1753-05-28, de Voltaire [François Marie Arouet] à Louisa Dorothea von Meiningen, duchess of Saxe-Gotha.
Je suis comme tous vos sujets,
Je vous respecte et vous adore.
O destin, o Dieux que j'implore,
Quels seront pour moy désormais
Les jours que vous ferez éclore?
Dieux! le plus cher de mes projects,
Est de pouvoir luy dire encore,
Je suis comme tous vos sujets,
Je vous respecte, et vous adore.

Madame, Ma figure souffrante et ambulante est à Vabern près de Cassel chez Monseigneur le landgrave, et mon âme est à Gotha, elle est à vos pieds, elle y sera tant que je respirerai. J'ay bien peur que vos altesses Sérénissimes ne m'aient rendu malheureux pour le reste de ma vie. Je leur pardonne de tout mon cœur. Ce n'est pas mauvaise intention de leur part, mais en vérité elles devaient songer en me comblant de tant de bontez, en me faissant mener une vie si délicieuse, qu'elles me préparaient d'éternels regrets. Où pourai-je vivre doresnavant madame, après avoir passé un mois entiers à vos pieds?
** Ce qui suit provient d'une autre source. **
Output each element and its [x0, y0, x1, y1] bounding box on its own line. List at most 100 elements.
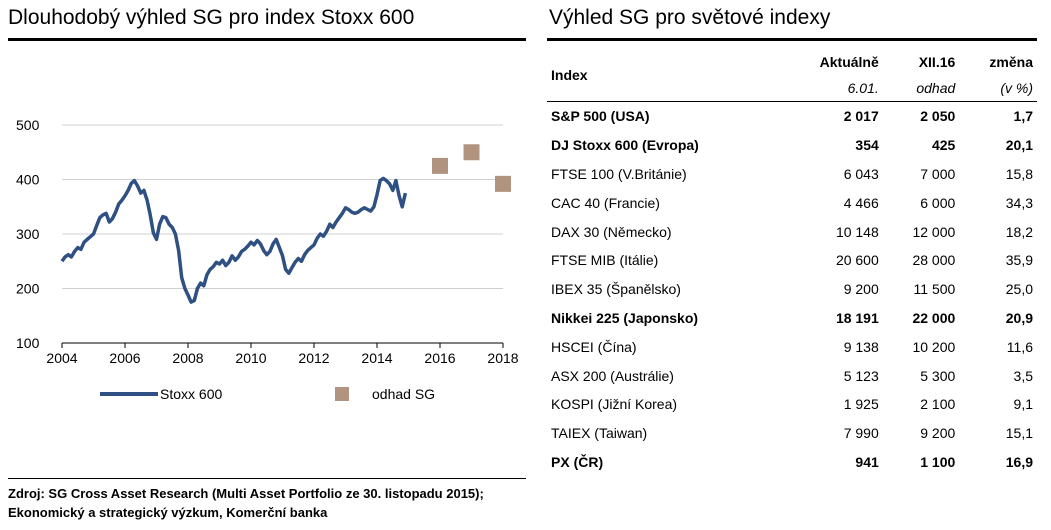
cell-forecast: 22 000	[912, 309, 956, 326]
table-row: FTSE MIB (Itálie) 20 600 28 000 35,9	[547, 246, 1037, 275]
cell-change: 35,9	[1005, 252, 1033, 269]
cell-current: 2 017	[843, 108, 879, 125]
cell-forecast: 10 200	[912, 338, 956, 355]
table-subheader-row: 6.01. odhad (v %)	[547, 75, 1037, 101]
table-row: S&P 500 (USA) 2 017 2 050 1,7	[547, 102, 1037, 131]
cell-index-name: Nikkei 225 (Japonsko)	[551, 309, 699, 326]
cell-change: 34,3	[1005, 194, 1033, 211]
cell-forecast: 5 300	[920, 367, 956, 384]
cell-current: 6 043	[843, 165, 879, 182]
legend-label-stoxx: Stoxx 600	[160, 386, 222, 402]
x-tick-label: 2018	[487, 350, 518, 366]
header-forecast: XII.16	[918, 54, 956, 70]
cell-index-name: FTSE 100 (V.Británie)	[551, 165, 687, 182]
table-row: PX (ČR) 941 1 100 16,9	[547, 448, 1037, 477]
cell-forecast: 1 100	[920, 453, 956, 470]
cell-change: 11,6	[1006, 338, 1033, 355]
indices-table: Index Aktuálně XII.16 změna 6.01. odhad …	[547, 49, 1037, 476]
cell-current: 1 925	[843, 396, 879, 413]
cell-current: 354	[855, 137, 879, 154]
y-tick-label: 200	[16, 281, 40, 297]
cell-current: 4 466	[843, 194, 879, 211]
series-line-stoxx-600	[60, 176, 408, 304]
cell-change: 18,2	[1005, 223, 1033, 240]
cell-current: 7 990	[843, 425, 879, 442]
x-tick-label: 2004	[46, 350, 77, 366]
legend-swatch-marker	[335, 387, 349, 401]
cell-forecast: 2 100	[920, 396, 956, 413]
table-row: DJ Stoxx 600 (Evropa) 354 425 20,1	[547, 131, 1037, 160]
cell-change: 15,1	[1005, 425, 1033, 442]
cell-index-name: DAX 30 (Německo)	[551, 223, 672, 240]
x-tick-label: 2016	[424, 350, 455, 366]
cell-forecast: 6 000	[920, 194, 956, 211]
y-tick-label: 500	[16, 117, 40, 133]
subheader-change: (v %)	[1000, 80, 1033, 96]
cell-index-name: TAIEX (Taiwan)	[551, 425, 648, 442]
cell-change: 16,9	[1005, 453, 1033, 470]
source-note: Zdroj: SG Cross Asset Research (Multi As…	[8, 486, 484, 520]
x-tick-label: 2006	[109, 350, 140, 366]
table-row: IBEX 35 (Španělsko) 9 200 11 500 25,0	[547, 275, 1037, 304]
x-tick-label: 2010	[235, 350, 266, 366]
cell-index-name: DJ Stoxx 600 (Evropa)	[551, 137, 699, 154]
cell-current: 5 123	[843, 367, 879, 384]
table-row: HSCEI (Čína) 9 138 10 200 11,6	[547, 332, 1037, 361]
cell-current: 20 600	[835, 252, 879, 269]
right-table-title: Výhled SG pro světové indexy	[549, 6, 831, 29]
cell-current: 9 138	[843, 338, 879, 355]
y-tick-label: 100	[16, 335, 40, 351]
table-row: ASX 200 (Austrálie) 5 123 5 300 3,5	[547, 361, 1037, 390]
cell-current: 9 200	[843, 281, 879, 298]
cell-index-name: ASX 200 (Austrálie)	[551, 367, 674, 384]
table-header-row: Index Aktuálně XII.16 změna	[547, 49, 1037, 83]
table-row: KOSPI (Jižní Korea) 1 925 2 100 9,1	[547, 390, 1037, 419]
cell-index-name: FTSE MIB (Itálie)	[551, 252, 659, 269]
cell-forecast: 7 000	[920, 165, 956, 182]
table-row: CAC 40 (Francie) 4 466 6 000 34,3	[547, 188, 1037, 217]
x-tick-label: 2014	[361, 350, 392, 366]
cell-change: 3,5	[1013, 367, 1033, 384]
cell-change: 25,0	[1005, 281, 1033, 298]
cell-change: 9,1	[1013, 396, 1033, 413]
header-index: Index	[551, 67, 588, 83]
cell-forecast: 11 500	[913, 281, 956, 298]
forecast-marker	[495, 175, 511, 192]
cell-forecast: 12 000	[912, 223, 956, 240]
header-change: změna	[989, 54, 1033, 70]
cell-current: 18 191	[835, 309, 879, 326]
x-tick-label: 2008	[172, 350, 203, 366]
legend-label-odhad: odhad SG	[372, 386, 435, 402]
source-rule	[8, 478, 526, 479]
table-row: Nikkei 225 (Japonsko) 18 191 22 000 20,9	[547, 304, 1037, 333]
cell-index-name: CAC 40 (Francie)	[551, 194, 660, 211]
cell-index-name: PX (ČR)	[551, 453, 604, 470]
table-row: TAIEX (Taiwan) 7 990 9 200 15,1	[547, 419, 1037, 448]
x-tick-label: 2012	[298, 350, 329, 366]
table-row: FTSE 100 (V.Británie) 6 043 7 000 15,8	[547, 160, 1037, 189]
left-chart-title: Dlouhodobý výhled SG pro index Stoxx 600	[8, 6, 415, 29]
cell-change: 20,9	[1005, 309, 1033, 326]
forecast-marker	[432, 157, 448, 174]
cell-current: 10 148	[835, 223, 879, 240]
cell-forecast: 9 200	[920, 425, 956, 442]
left-title-rule	[8, 38, 526, 41]
table-row: DAX 30 (Německo) 10 148 12 000 18,2	[547, 217, 1037, 246]
y-tick-label: 400	[16, 172, 40, 188]
cell-index-name: S&P 500 (USA)	[551, 108, 650, 125]
stoxx-chart: 100 200 300 400 500 2004 2006 2008 2010 2012 2014 2…	[16, 117, 519, 402]
subheader-current: 6.01.	[847, 80, 879, 96]
subheader-forecast: odhad	[916, 80, 956, 96]
cell-forecast: 28 000	[912, 252, 956, 269]
right-title-rule	[547, 38, 1037, 41]
cell-current: 941	[855, 453, 879, 470]
cell-index-name: IBEX 35 (Španělsko)	[551, 281, 681, 298]
cell-change: 15,8	[1005, 165, 1033, 182]
cell-change: 1,7	[1013, 108, 1033, 125]
cell-forecast: 425	[931, 137, 956, 154]
cell-change: 20,1	[1005, 137, 1033, 154]
y-tick-label: 300	[16, 226, 40, 242]
cell-index-name: KOSPI (Jižní Korea)	[551, 396, 678, 413]
table-header-separator	[547, 101, 1037, 102]
header-current: Aktuálně	[819, 54, 879, 70]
Croyez vous qu'en quittant votre palais le séjour de Plombieres me sera bien agréable? Ce serait des eaux du Léthé qu'il me faudrait. Je prévois madame que je n'aurai autre chose à faire qu'à revenir faire ma cour à vos altesses Sersses. J'ay été dans le temple des grâces, de la raison, de l'esprit, de la bienfaisance, et de la paix. Je retourneray dans ce temple, il n'y aura pas moyen d'aller vivre avec des profanes.

Je me mets aux pieds de Monseigneur Le Duc, et de toutte votre auguste famille. Quand pourai-je revoir ce que j'ay vu, et entendre encor ce que j'ay entendu? Je pars pour Plombieres cependant madame. J'obéis aux deux plus terribles médecins que je connaisse, et j'auray l'honneur de renouveller à vos altesses sérénissimes Les témoignages d'un respect, d'un attachement, et d'une reconnaissance qui ne finiront qu'avec la vie de V…à qui le papier manque.